3.      Jesus says that “it is better to drown in the sea with no chance of escape than to face the judgment that God will dish out to those who lead others to sin” (Garland 369).

B.     Second, Jesus stresses the fact that some things are worth sacrificing for the greater good.

1.      “The hand symbolizes what we do, the foot where we go, and the eye what we see” (Hughes 2:40).

2.      These metaphors are used in Matthew 5:29-30, but in Mark, they are in the context of pride.

3.      “Jesus used the most startling metaphors possible to show that the possession of spiritual life is worth the most costly sacrifice” (Brooks 153).

4.      He says that “it is better now to take every precaution and to cut off everything in our lives that leads us to sin than to be punished later in fiery Gehenna” (Garland 370).

5.      Verse 48 is a quotation of Isaiah 66:24 and portrays hell not only “as a place of eternal fire, but as a realm whose inhabitants are inhabited by maggots that are not killed by fire” (Black 174) [Note: Verses 44 and 46 are not in the oldest mss.].

C.     Third, Jesus discusses the necessity of suffering and the importance of one’s influence.

1.      Verse 49 is best understood with the background of Leviticus 2:13, where salt was added to Old Testament sacrifices.

a.       One must be a willing sacrifice (cf.
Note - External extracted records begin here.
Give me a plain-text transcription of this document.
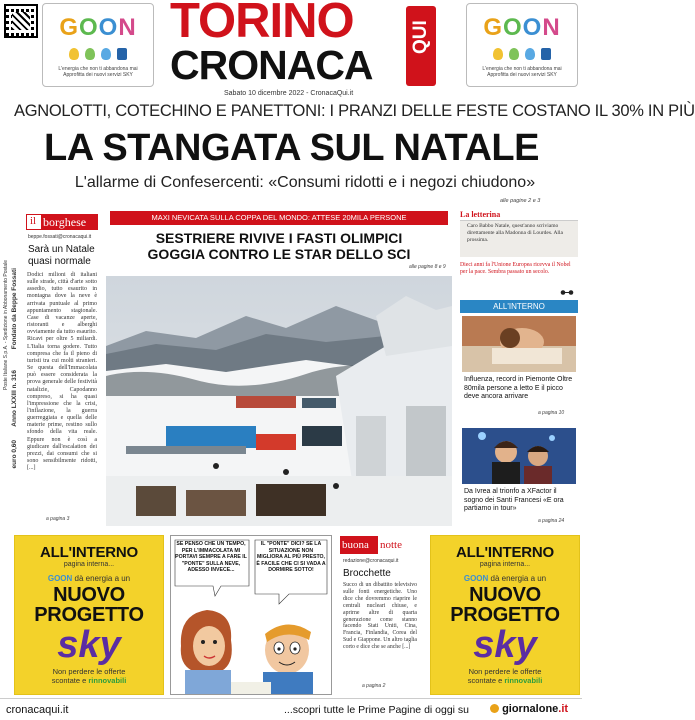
GOON
L'energia che non ti abbandona mai
Approfitta dei nuovi servizi SKY
TORINO
CRONACA
QUI
Sabato 10 dicembre 2022 - CronacaQui.it
GOON
L'energia che non ti abbandona mai
Approfitta dei nuovi servizi SKY
AGNOLOTTI, COTECHINO E PANETTONI: I PRANZI DELLE FESTE COSTANO IL 30% IN PIÙ
LA STANGATA SUL NATALE
L'allarme di Confesercenti: «Consumi ridotti e i negozi chiudono»
alle pagine 2 e 3
Poste Italiane S.p.A. - Spedizione in Abbonamento Postale
euro 0,60
Anno LXXIII n. 316
Fondato da Beppe Fossati
il borghese
beppe.fossati@cronacaqui.it
Sarà un Natale quasi normale
Dodici milioni di italiani sulle strade, città d'arte sotto assedio, tutto esaurito in montagna dove la neve è arrivata puntuale al primo appuntamento stagionale. Case di vacanze aperte, ristoranti e alberghi ovviamente da tutto esaurito. Ricavi per oltre 5 miliardi. L'Italia torna godere. Tutto compresa che fa il pieno di turisti tra cui molti stranieri. Se questa dell'Immacolata può essere considerata la prova generale delle festività natalizie, Capodanno compreso, si ha quasi l'impressione che la crisi, l'inflazione, la guerra guerreggiata e quella delle materie prime, restino sullo sfondo della vita reale. Eppure non è così a giudicare dall'escalation dei prezzi, dai consumi che si sono sensibilmente ridotti, [...]
a pagina 3
MAXI NEVICATA SULLA COPPA DEL MONDO: ATTESE 20MILA PERSONE
SESTRIERE RIVIVE I FASTI OLIMPICI
GOGGIA CONTRO LE STAR DELLO SCI
alle pagine 8 e 9
La letterina
Caro Babbo Natale, quest'anno scriviamo direttamente alla Madonna di Lourdes. Alla prossima.
Dieci anni fa l'Unione Europea ricevva il Nobel per la pace. Sembra passato un secolo.
ALL'INTERNO
Influenza, record in Piemonte Oltre 80mila persone a letto E il picco deve ancora arrivare
a pagina 10
Da Ivrea al trionfo a XFactor il sogno dei Santi Francesi «E ora partiamo in tour»
a pagina 24
ALL'INTERNO
pagina interna...
GOON dà energia a un
NUOVO
PROGETTO
sky
Non perdere le offerte
scontate e rinnovabili
SE PENSO CHE UN TEMPO, PER L'IMMACOLATA MI PORTAVI SEMPRE A FARE IL "PONTE" SULLA NEVE, ADESSO INVECE...
IL "PONTE" DICI? SE LA SITUAZIONE NON MIGLIORA AL PIÙ PRESTO, È FACILE CHE CI SI VADA A DORMIRE SOTTO!
buona	notte
redazione@cronacaqui.it
Brocchette
Succo di un dibattito televisivo sulle fonti energetiche. Uno dice che dovremmo riaprire le centrali nucleari chiuse, e aprirne altre di quarta generazione come stanno facendo Stati Uniti, Cina, Francia, Finlandia, Corea del Sud e Giappone. Un altro taglia corto e dice che se anche [...]
a pagina 2
ALL'INTERNO
pagina interna...
GOON dà energia a un
NUOVO
PROGETTO
sky
Non perdere le offerte
scontate e rinnovabili
cronacaqui.it	...scopri tutte le Prime Pagine di oggi su	giornalone.it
Rom. 12:1).

b.      ‘Fire’ symbolized persecution. [Note: This ‘fire’ must be understood differently than the ‘fire’ in verse 48].

(1)   Some persecution is the result of one’s being a Christian (cf. 2 Tim. 3:12).

(2)   Sometimes, the fire may be the refiner’s fire (cf. Mal. 3:2).

c.       Overall, this verse means “that the life which has undergone the trials and destructions and hardships and perils of persecution is the life which is acceptable to God” (Barclay 242).

2.      In verse 50, Jesus stresses the importance of being the salt of the earth.

a.       In foods, salt helps to bring out the taste and preserve.

b.      Christians are to bring out the best in others.

c.       Salt may lose its “saltiness.”

(1)   Salt may lose its ability to be a “flavoring agent” when it is mixed with impurities.

(2)   When it does, then it is no longer good for anything.

d.      The last part of verse 50 probably carries the idea of “simply to give life and preservation to the world” (Brooks 154).

II.                The Application:

A.    Live a life in such a way that uplifts others and doesn’t cause them to stumble.

B.     Be willing to sacrifice anything that would hinder you on your journey to heaven.

C.     Be willing to endure sufferings in such a way that you come out a better person.

D.    Give attention to your influence and make sure that it brings out the best in others.


(1)   What is heaven worth to you?

(2)   Will you leave behind the old life so that you may enjoy the better life?